Comparison of α-synuclein immunoreactivity and protein levels in ischemic hippocampal CA1 region between adult and aged gerbils and correlation with Cu,Zn-superoxide dismutase

Abstract

In this study, we examined changes in the level and immunoreactivity of α-synuclein in the hippocampal CA1 region of adult (6 months old) and aged (24 months old) gerbils after 5 min of transient forebrain ischemia. The delayed neuronal death of CA1 pyramidal cells in adult gerbils was severer than that in aged gerbils 4 days after ischemia/reperfusion. α-Synuclein immunoreactivity in the CA1 region of adult and aged gerbils significantly changed after ischemia.
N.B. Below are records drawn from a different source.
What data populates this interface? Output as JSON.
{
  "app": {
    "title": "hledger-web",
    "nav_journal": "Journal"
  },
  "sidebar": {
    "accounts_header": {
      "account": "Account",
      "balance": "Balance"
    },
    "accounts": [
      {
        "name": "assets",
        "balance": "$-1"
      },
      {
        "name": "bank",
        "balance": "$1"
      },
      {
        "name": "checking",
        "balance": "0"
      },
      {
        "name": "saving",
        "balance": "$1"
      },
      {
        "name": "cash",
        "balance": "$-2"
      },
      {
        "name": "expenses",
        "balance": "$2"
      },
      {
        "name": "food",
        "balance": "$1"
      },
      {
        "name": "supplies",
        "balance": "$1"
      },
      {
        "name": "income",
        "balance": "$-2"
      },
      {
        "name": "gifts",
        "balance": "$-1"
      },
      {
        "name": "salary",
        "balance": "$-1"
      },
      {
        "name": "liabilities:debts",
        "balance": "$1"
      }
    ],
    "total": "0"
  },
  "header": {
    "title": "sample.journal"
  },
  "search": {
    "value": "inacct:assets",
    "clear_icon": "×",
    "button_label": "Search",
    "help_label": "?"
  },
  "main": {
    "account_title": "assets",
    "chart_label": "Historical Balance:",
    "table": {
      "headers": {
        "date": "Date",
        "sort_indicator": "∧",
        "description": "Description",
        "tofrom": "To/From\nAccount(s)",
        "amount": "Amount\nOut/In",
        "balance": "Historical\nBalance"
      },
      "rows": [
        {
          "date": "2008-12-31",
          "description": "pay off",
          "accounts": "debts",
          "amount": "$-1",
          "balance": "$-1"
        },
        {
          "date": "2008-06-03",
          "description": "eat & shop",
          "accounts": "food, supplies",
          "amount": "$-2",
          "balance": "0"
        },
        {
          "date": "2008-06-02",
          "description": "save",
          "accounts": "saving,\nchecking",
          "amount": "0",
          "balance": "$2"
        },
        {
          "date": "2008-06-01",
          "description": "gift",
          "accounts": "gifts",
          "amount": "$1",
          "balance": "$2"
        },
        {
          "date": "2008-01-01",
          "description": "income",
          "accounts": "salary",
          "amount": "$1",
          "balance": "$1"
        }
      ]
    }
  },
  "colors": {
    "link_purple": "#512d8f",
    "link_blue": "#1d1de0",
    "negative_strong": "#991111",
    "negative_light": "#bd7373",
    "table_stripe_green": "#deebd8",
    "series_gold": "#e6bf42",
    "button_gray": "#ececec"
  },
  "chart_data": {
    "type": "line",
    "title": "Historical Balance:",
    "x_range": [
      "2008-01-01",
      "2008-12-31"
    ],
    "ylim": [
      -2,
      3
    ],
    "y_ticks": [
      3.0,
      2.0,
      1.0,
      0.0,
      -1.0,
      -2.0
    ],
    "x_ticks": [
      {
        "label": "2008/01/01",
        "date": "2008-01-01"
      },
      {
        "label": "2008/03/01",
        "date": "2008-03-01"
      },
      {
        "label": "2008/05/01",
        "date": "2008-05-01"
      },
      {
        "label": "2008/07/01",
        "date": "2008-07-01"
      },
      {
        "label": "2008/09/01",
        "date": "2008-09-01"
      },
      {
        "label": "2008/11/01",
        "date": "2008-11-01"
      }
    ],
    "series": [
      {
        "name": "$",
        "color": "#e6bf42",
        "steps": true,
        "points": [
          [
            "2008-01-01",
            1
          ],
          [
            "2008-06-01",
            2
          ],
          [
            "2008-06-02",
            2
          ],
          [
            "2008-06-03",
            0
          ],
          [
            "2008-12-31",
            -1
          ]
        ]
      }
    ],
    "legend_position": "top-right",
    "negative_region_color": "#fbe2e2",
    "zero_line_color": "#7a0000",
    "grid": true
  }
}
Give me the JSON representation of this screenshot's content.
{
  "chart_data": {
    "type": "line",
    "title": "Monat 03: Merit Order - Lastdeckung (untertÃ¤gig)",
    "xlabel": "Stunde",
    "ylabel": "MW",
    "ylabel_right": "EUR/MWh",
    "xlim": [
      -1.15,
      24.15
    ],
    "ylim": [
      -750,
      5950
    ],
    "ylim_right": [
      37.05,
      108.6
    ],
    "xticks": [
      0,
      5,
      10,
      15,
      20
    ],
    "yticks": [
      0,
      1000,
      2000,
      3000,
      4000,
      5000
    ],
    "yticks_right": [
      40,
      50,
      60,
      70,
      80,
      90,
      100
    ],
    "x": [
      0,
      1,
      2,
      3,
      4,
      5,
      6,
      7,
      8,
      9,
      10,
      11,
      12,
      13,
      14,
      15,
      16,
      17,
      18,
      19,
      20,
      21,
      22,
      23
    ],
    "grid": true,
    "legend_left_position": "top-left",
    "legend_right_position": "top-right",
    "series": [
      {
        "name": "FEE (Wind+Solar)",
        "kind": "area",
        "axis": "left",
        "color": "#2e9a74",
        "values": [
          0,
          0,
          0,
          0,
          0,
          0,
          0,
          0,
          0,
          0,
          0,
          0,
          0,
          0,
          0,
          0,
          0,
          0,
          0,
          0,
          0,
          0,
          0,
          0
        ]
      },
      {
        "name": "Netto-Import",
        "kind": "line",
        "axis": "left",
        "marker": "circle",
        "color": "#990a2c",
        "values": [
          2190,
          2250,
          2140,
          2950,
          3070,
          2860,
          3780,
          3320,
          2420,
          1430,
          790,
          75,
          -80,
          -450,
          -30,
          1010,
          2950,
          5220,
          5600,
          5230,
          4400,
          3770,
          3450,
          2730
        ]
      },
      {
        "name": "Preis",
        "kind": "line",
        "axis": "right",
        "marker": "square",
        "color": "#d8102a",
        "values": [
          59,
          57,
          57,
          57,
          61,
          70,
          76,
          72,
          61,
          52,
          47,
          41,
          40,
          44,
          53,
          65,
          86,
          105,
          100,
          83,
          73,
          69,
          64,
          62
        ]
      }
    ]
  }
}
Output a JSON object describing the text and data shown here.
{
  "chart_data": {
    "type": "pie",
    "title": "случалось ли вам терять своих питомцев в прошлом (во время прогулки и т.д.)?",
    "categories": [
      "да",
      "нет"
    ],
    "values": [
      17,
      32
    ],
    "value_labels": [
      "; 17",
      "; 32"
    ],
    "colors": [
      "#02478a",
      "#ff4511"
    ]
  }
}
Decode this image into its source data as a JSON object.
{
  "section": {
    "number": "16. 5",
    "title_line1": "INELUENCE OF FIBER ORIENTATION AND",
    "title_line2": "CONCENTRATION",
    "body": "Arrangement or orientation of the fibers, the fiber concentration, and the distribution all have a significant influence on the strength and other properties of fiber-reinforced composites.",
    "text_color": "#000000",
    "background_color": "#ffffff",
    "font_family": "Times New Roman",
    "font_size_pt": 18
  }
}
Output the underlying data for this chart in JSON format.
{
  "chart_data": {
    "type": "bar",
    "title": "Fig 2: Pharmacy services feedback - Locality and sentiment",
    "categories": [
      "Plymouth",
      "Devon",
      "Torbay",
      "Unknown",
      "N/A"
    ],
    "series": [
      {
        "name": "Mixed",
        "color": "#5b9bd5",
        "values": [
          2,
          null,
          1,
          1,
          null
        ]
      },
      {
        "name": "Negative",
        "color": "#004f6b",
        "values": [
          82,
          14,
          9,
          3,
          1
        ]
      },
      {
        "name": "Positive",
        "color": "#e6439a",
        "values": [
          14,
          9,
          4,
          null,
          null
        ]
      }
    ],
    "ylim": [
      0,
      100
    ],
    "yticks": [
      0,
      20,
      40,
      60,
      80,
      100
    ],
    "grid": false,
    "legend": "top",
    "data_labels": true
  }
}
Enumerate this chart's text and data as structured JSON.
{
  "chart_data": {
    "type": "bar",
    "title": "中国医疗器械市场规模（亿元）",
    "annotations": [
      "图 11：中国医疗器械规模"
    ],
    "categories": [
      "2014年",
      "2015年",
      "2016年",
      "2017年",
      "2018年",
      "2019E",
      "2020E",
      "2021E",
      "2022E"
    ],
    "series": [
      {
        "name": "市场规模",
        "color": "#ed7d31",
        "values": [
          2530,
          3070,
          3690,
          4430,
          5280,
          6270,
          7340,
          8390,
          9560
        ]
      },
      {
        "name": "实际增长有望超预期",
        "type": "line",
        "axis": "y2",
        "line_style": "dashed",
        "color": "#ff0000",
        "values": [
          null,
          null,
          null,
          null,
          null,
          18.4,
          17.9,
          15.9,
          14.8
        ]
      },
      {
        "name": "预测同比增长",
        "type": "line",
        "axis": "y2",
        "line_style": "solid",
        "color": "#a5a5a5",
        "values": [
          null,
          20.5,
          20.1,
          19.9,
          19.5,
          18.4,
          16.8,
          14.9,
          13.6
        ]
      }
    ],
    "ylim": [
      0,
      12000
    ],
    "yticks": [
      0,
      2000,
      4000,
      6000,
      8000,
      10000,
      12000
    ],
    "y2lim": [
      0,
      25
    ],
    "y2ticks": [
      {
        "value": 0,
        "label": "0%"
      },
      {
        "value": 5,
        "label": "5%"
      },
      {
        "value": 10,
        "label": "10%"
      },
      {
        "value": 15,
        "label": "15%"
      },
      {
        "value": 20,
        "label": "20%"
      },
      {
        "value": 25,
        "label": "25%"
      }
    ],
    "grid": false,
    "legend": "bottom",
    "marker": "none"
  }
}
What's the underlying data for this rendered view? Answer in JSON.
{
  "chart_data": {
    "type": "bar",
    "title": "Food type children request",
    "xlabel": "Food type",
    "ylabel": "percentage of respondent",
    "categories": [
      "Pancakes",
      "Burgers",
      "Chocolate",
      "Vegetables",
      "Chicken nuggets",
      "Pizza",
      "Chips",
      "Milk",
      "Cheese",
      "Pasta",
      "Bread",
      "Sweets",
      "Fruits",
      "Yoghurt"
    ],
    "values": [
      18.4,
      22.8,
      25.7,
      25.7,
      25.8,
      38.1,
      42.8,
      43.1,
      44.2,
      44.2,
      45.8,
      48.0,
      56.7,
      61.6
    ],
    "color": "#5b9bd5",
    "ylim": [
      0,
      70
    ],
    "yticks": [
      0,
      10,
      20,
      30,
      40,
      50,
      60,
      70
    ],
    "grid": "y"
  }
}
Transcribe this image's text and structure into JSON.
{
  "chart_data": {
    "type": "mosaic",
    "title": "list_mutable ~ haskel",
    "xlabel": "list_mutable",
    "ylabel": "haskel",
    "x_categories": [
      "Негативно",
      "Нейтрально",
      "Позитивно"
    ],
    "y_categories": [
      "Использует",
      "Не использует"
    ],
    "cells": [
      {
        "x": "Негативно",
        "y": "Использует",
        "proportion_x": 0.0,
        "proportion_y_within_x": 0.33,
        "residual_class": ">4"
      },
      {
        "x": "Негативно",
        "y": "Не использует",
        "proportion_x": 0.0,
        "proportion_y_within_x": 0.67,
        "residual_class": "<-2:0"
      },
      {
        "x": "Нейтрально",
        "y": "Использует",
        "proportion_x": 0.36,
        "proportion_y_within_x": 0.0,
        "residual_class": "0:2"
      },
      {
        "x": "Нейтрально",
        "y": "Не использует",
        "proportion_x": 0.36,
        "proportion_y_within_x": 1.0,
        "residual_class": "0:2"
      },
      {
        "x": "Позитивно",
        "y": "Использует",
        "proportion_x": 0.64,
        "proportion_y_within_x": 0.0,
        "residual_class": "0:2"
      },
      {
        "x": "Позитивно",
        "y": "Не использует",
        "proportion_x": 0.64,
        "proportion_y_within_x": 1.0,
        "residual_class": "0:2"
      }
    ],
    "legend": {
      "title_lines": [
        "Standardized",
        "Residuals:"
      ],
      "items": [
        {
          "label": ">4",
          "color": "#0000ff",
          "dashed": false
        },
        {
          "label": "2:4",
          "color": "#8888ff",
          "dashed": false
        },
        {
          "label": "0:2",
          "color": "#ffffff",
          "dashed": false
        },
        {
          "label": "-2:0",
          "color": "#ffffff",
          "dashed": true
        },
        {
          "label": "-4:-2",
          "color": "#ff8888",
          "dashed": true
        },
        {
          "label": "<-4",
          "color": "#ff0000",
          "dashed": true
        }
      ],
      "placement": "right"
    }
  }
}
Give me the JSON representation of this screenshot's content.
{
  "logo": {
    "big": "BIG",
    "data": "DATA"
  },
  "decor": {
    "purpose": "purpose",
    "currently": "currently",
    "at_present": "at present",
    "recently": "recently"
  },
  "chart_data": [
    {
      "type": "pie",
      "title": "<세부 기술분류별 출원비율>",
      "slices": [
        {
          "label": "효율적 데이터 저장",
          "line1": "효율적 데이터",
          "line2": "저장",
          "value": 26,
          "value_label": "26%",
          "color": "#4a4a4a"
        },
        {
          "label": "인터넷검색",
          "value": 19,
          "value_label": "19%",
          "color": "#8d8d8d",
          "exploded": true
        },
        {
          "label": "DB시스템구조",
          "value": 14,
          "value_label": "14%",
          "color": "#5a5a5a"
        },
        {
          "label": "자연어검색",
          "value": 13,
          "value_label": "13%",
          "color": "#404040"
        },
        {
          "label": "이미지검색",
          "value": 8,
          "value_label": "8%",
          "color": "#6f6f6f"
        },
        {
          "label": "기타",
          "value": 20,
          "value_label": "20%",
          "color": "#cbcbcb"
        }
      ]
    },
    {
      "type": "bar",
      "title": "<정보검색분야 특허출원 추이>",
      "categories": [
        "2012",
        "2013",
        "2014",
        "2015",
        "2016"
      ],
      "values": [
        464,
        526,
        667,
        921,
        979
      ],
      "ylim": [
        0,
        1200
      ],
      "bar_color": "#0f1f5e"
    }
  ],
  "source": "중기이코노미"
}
In control animals, α-synuclein immunoreactivity and level in the aged-gerbil CA1 region were higher than those in the adult-gerbil CA1 region. In both adult and aged gerbils, α-synuclein immunoreactivity and level started to increase 3 h after ischemia, and they were highest 1 day after ischemia. Thereafter, α-synuclein immunoreactivity and level decreased with time after ischemia. We also observed the effects of Cu,Zn-superoxide dismutase (SOD1) on ischemic damage using the Pep-1 transduction domain. α-Synuclein level in the CA1 region was lower in Pep-1-SOD1-treated adult and aged gerbils than in vehicle-treated adult and aged gerbils. We conclude that neuronal loss in the hippocampal CA1 region of adult gerbils was more prominent than that in aged gerbils 4 days after ischemia/reperfusion. The higher level of α-synuclein in the aged-gerbil CA1 region than that in the adult-gerbil CA1 region may be associated with the earlier induction of reactive oxygen species, and Pep-1-SOD1 potentially and reversibly inhibits the accumulation of α-synuclein in the CA1 region after transient ischemia.